Une lutte qui engage tout le monde

Selon Ferdinand Simbaruhije, porte-parole de la FENADEB (Fédération Nationale des Associations Engagées dans le domaine de l’Enfance au Burundi), le phénomène de traite d’enfants prend de plus en plus une ampleur inquiétante.

À titre indicatif, au cours des trois derniers mois, la fédération dont il est porte-parole a enregistré 109 enfants expulsés de Tanzanie et 182 enfants retournés d’eux-mêmes au Burundi.
« La Tanzanie n’est pas la seule destination. Les autres pays frontaliers du Burundi constituent également des cibles pour ces enfants, mais la Tanzanie reçoit beaucoup d’enfants », souligne-t-il.

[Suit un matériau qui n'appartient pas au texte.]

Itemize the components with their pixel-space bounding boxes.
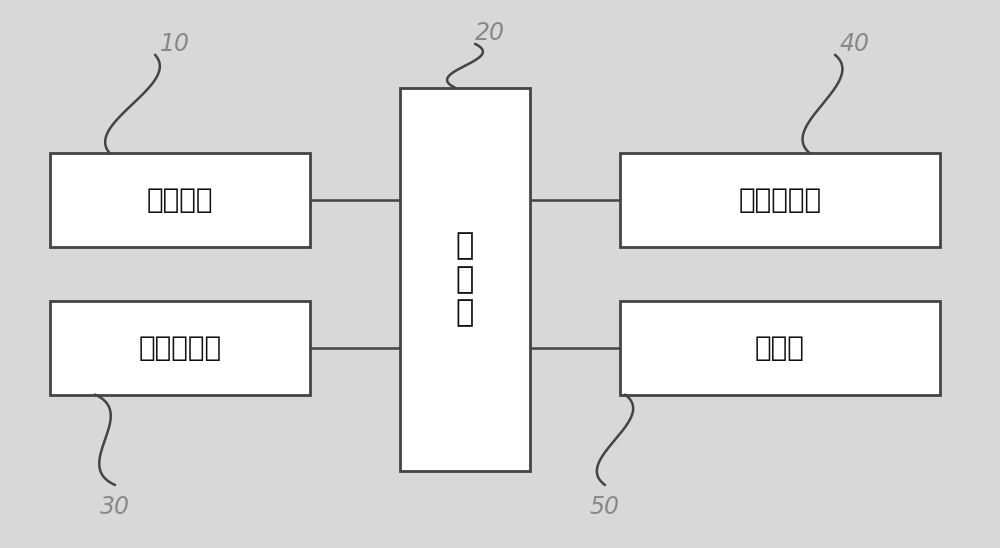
- Text: 10: 10: [160, 32, 190, 56]
- Text: 20: 20: [475, 21, 505, 45]
- Text: 40: 40: [840, 32, 870, 56]
- Text: 加速度表: 加速度表: [147, 186, 213, 214]
- FancyBboxPatch shape: [400, 88, 530, 471]
- Text: 30: 30: [100, 495, 130, 519]
- Text: 50: 50: [590, 495, 620, 519]
- Text: 发送部: 发送部: [755, 334, 805, 362]
- FancyBboxPatch shape: [620, 153, 940, 247]
- Text: 数据存储部: 数据存储部: [738, 186, 822, 214]
- FancyBboxPatch shape: [50, 301, 310, 395]
- Text: 窗口传感器: 窗口传感器: [138, 334, 222, 362]
- FancyBboxPatch shape: [620, 301, 940, 395]
- FancyBboxPatch shape: [50, 153, 310, 247]
- Text: 控
制
部: 控 制 部: [456, 231, 474, 328]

Il poursuit en disant que non seulement l’enfant vendu et exploité perd son instruction et sa famille, mais aussi ses droits sont bafoués. Bien que le Burundi dispose de législations visant à lutter contre la traite, ces textes ne sont pas appliqués, une triste réalité.

Le trafic des enfants n’est pas un phénomène nouveau

La pauvreté au sein des familles, le manque de respect des lois par certains prestataires, la faible implication de la communauté, l’insuffisance des services sociaux de base et le manque d’équipement des services existants sont des facteurs favorisant cette exploitation des mineurs.

Face à ce fléau, la fédération recommande le renforcement de l’application des lois existantes par le gouvernement burundais, la mise en place de programmes de lutte contre la pauvreté pour les familles pauvres, l’engagement des communautés, et la surveillance des frontières pour que les enfants ne partent pas.

Lorsque la question fut soulevée lors de l’émission publique tenue le vendredi 11 octobre 2024 à Bururi, Pierre Nkurikiye, le porte-parole du ministère de l’Intérieur, a été formel : « Le problème des enfants qui sont conduits dans les pays limitrophes, surtout en Tanzanie ou d’autres pays, dans le but de leur trouver un emploi ne date pas d’hier. C’est une réalité qui existe depuis des lustres. C’est un délit. Le trafic des êtres humains est puni par la loi ».